TOP5、その最後に滑り込んだのは、医療ドラマと言っていいか迷うところではあるが、『JIN―仁―』の南方仁(大沢たかお)。

「南方に“僕が支えますから”なんて優しく言われたい」(兵庫県・75歳主婦)

「南方さんに“僕も全力で闘いますから。あなたも全力で”なんて言われたら……。キュンキュンしちゃいます」(愛知県・40歳主婦)

ドラマの中では坂本龍馬ですら心酔してしまうのだから、読者が魅(み)せられてしまうのも仕方がない。限られた資材や情報だけで応用してしまうアイデア力は目を見張る反面、吉田さんが「江戸時代では名医かもしれないけど、現代では普通レベルの医者かもしれない」というように、実はどの程度の実力の持ち主なのかは不明だったりする。

おまけに、原因不明の頭痛持ちでもあるため、診察中あるいは手術中に突然、「ウウゥゥ!」などと倒れ込まれたら厄介だ。人柄は申し分なしだが、瑕疵(かし)がないとは言い切れない。

だが、「南方仁のような未来人の医者がいたらなぁ」と吉田さんは妄想を働かす。

「例えば、今から200年後の世界から医者がタイムスリップしたとします。可もなく不可もなくの腕前でも、新型コロナウイルスに何が効くかは知っているだろうし、がんの治癒法も知っているかもしれない。そういう意味では、南方仁のような医者がいたら……」(吉田さん)

たしかに、未来人ならこのコロナ禍を鎮められるはず!

なぜ女医が少ない? もっと評価されてほしい作品は?

6位以下でも、医師に対するアツい思いをぶつける視聴者も多い。『医龍』の朝田龍太郎(坂口憲二)には、

「“焦らず、ゆっくり治していきましょう”と朝田龍太郎に言われたら、ずっと病院にいてもいい」(大阪府・50歳パート)

『救命病棟24時』の進藤一生(江口洋介)には、

「進藤さんに“あんちゃんがついているから”と言われたい」(東京都・49歳主婦)

という具合に、みなさん思い思いに妄想を爆発させる。

BSテレ東で放送されていた『神酒クリニックで乾杯を』、MAKIDAIが主演を務めた『町医者ジャンボ!!』などなど、マイナーな(失礼!)作品に思いをはせる人も少なくない。

また、先のクールで話題をさらった『TOKYO MER~走る緊急救命室~』がすでに高支持を集めているように、6位にランクインした鈴木亮平演じる喜多見幸太も注目のひとりだろう。

こうして人気を集めている作品(とその主人公)を見てみると、そのほとんどがシリーズ化されているものだとわかる。視聴者が感情移入できるような人格者、あるいは魅せられるようなスーパードクター、こういった医師が人気を集め、視聴率とも結びつくといえそうだ。

その反面、女医が少ないのは気になるところ。女性だけにアンケートを募ったこともあるが、吉田さんは、

「女性のドクターを主人公に置く作品は、医療の世界だけではなくヒューマンドラマに寄ったり、ケアの部分に寄ったりする傾向が強い。そういう意味では、大門未知子は異質(笑)」

と話し、女性の名医が登場するドラマもたくさんあると続ける。

「私個人は、天海祐希を信用しているので、『トップナイフ─天才脳外科医の条件─』はもっと票を伸ばしていいと思ったし、ランキングの中には入っていないものの、松下奈緒と木村佳乃が出演した『アライブ がん専門医のカルテ』はもっと評価されてほしかった。もし、私ががんになったら、この2人に診てほしいと思えるドラマでした。

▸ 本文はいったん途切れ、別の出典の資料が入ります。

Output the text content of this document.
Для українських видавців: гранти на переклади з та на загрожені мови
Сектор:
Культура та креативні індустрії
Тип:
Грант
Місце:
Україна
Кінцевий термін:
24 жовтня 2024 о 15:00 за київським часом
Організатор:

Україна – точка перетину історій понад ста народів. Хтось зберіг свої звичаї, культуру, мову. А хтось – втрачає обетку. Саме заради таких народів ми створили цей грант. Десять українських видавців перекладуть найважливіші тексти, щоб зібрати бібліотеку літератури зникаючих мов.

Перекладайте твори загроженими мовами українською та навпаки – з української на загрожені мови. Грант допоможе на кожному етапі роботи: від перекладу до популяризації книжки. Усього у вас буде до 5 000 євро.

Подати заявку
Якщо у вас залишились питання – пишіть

災害時は、鈴木亮平にお願いしたいし、産科は星野源のお世話になりたい。TPOに応じて各ドラマの先生に診てほしい(笑)」(吉田さん)

これだけ医療ドラマが人気を集め、個性豊かな医師がいるのであれば、いつかマーベル作品の主人公格が集結する『アベンジャーズ』のようなオールスター医療ドラマが見てみたい……そんな妄想すらしてしまうほど、やっぱり医療ドラマは面白い!